Kerusakan jalan akibat aktivitas pengangkutan oleh truk pengangkut tambang batu bara sudah sangat meresahkan warga masyarakat yang di lintasannya, terutama masyarakat yang tinggal di sepanjang jalan lintas Sumatra, dan masyarakat yang kerap melintas menggunakan jalan tersebut untuk beraktivitas sehari-hari.

Untuk itu dibutuhkan ketegasan pemerintah Provinsi Lampung dan Kabupaten Lampung Utara dalam menyelesaikan persoalan ini.
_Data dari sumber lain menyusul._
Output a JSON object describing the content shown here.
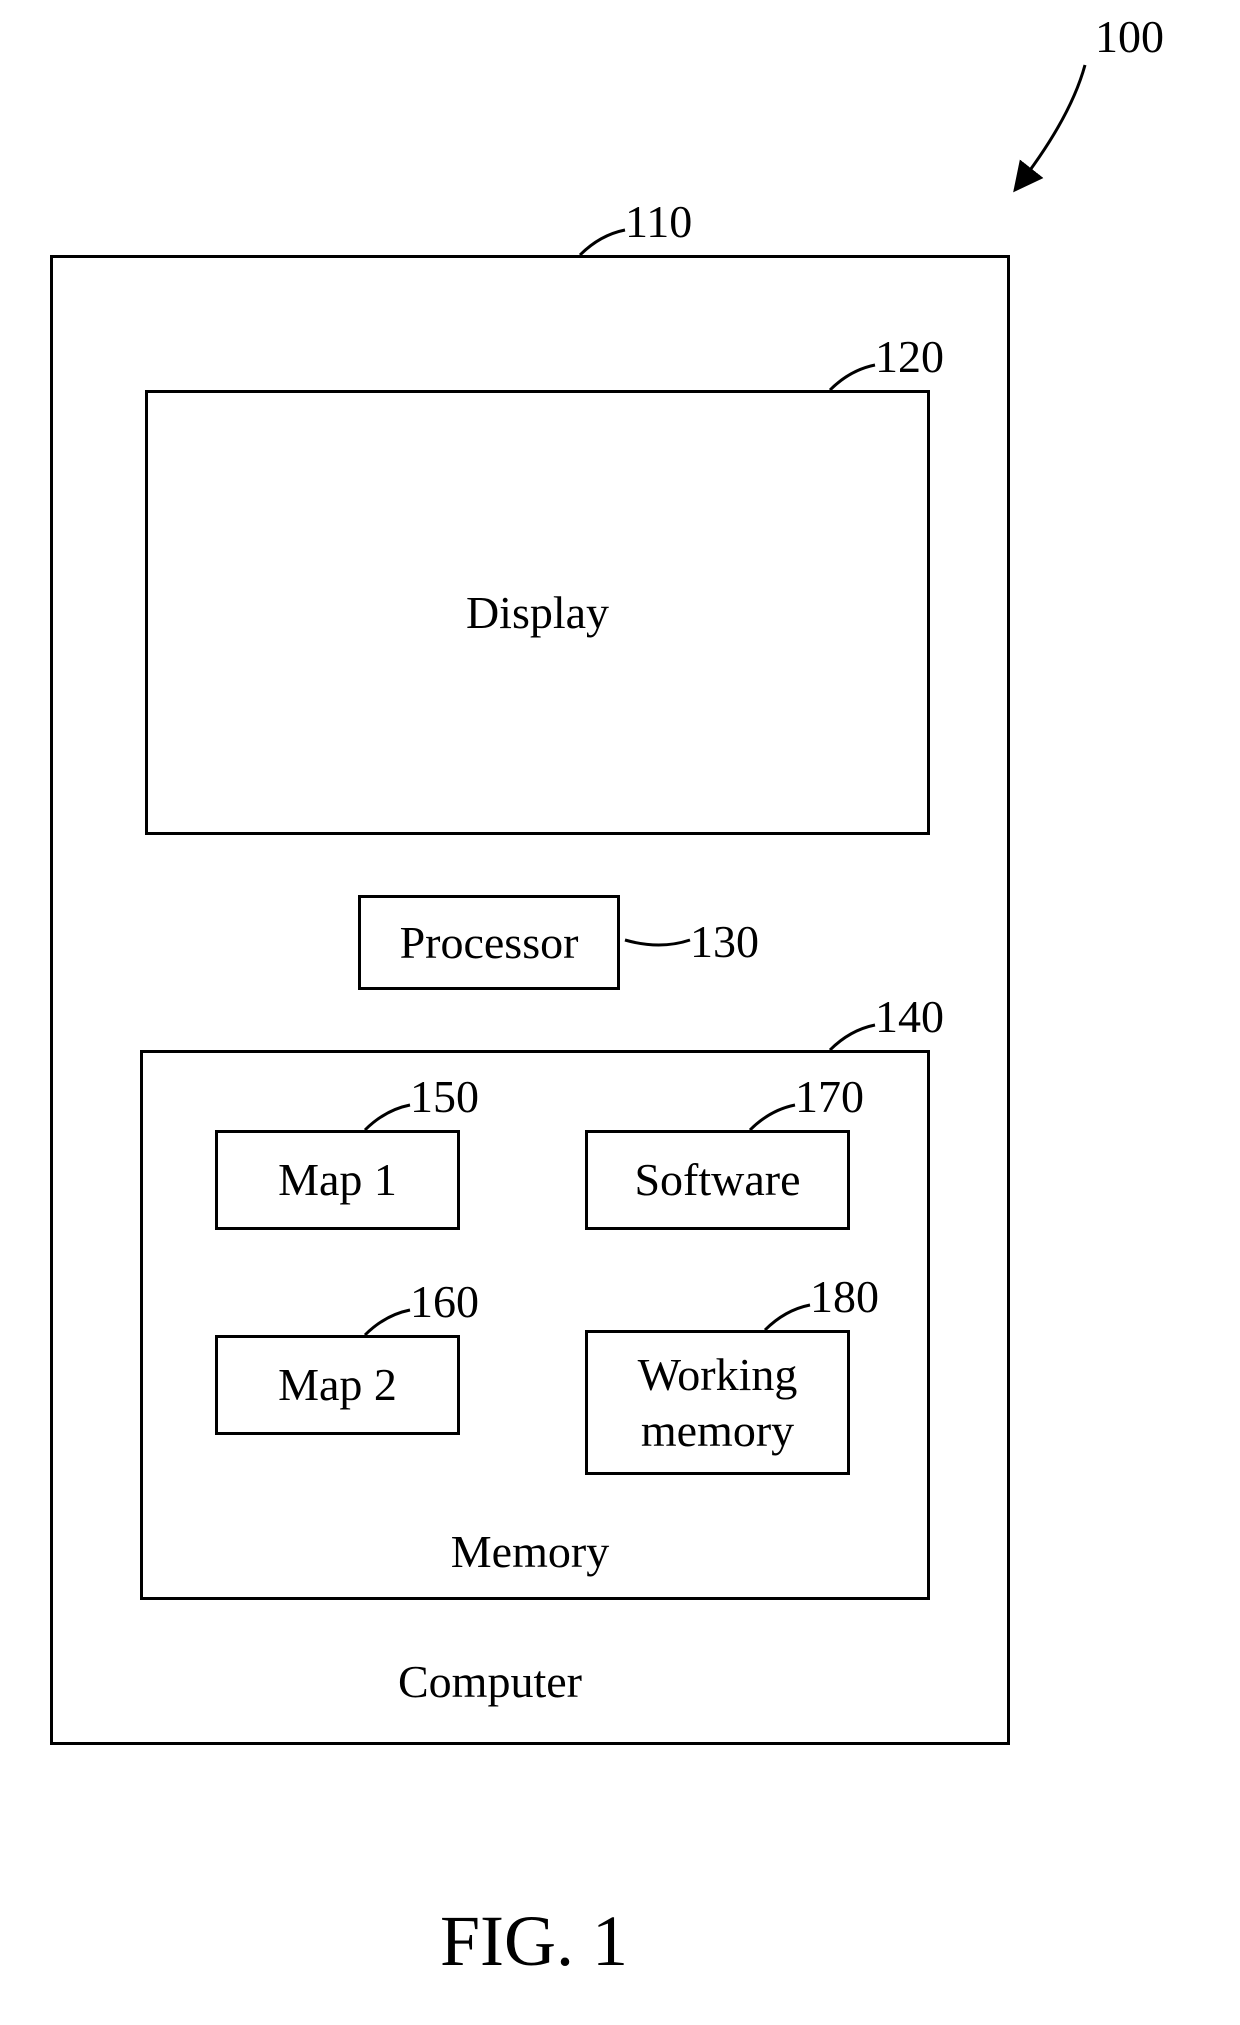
{
  "refs": {
    "r100": "100",
    "r110": "110",
    "r120": "120",
    "r130": "130",
    "r140": "140",
    "r150": "150",
    "r160": "160",
    "r170": "170",
    "r180": "180"
  },
  "blocks": {
    "computer": "Computer",
    "display": "Display",
    "processor": "Processor",
    "memory": "Memory",
    "map1": "Map 1",
    "map2": "Map 2",
    "software": "Software",
    "working_memory": "Working\nmemory"
  },
  "figure_caption": "FIG. 1"
}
Sebagaimana kita ketahui bersama, jalan merupakan prasarana transportasi darat dalam menunjang perekonomian dan pergerakan barang dan jasa serta syarat mutlak bagi perkembangan dan pembangunan suatu daerah.
Jalan memiliki peran dan fungsi utama dalam arus perpindahan orang dan barang dari suatu tempat ke tempat lain, pemerataan hasil-hasil pembangunan antar wilayah, juga memiliki peran penting dalam mempererat hubungan antar daerah serta mempercepat pengembangan wilayah dari keterisolasian dengan daerah lain.
Oleh sebab itu, ketersedian sarana transportasi jalan yang baik merupakan syarat mutlak yang harus dipenuhi seluruh wilayah di Indonesia.
Penggunaan jalan umum untuk kegiatan tambang dan perkebunan maka pemerintah melalui Kementerian Pekerjaan Umum telah mengeluarkan regulasi yaitu Peraturan Menteri Pekerjaan Umum nomor 20/PRT/M/2011 tentang pedoman pemanfaatan dan penggunaan bagian-bagian jalan.
Permen PU nomor 20/PRT/M/2011 telah mengatur dan memberikan syarat tertentu yang harus dipenuhi bagi penggunaan jalan umum untuk kegiatan diluar dari peruntukan jalan umum.
Pemberian izin dan dispensasi ini diberikan setelah terpenuhinya syarat administrasi yaitu mengenai rencana pengangkutan dan perizinan usaha serta adanya jaminan pemeliharaan jalan berupa jaminan bank serta polis asuransi dan setelah dilakukan evaluasi dan peninjauan lapangan oleh pemerintah dengan tetap mempertimbangkan fungsi jalan dan faktor keselamatan pengguna jalan.
Bukankah Pemberian izin atau dispensasi ini dapat diberikan dengan jangka waktu dan dievalusi secara ketat pelaksanaannya oleh pemerintah Daerah..?
Bagaimana dengan pemerintahan yang baru..?Akankah melanjutkan gaya yang lama…?
Masyarakat menunggu hasilnya, jalan tetap rusak bolong dan bergelombang, menimbulkan kemacetan dan kecelakaan. Atau sebaliknya jalan mulus dan lancar karena ada pengendalian mobil bermuatan overload.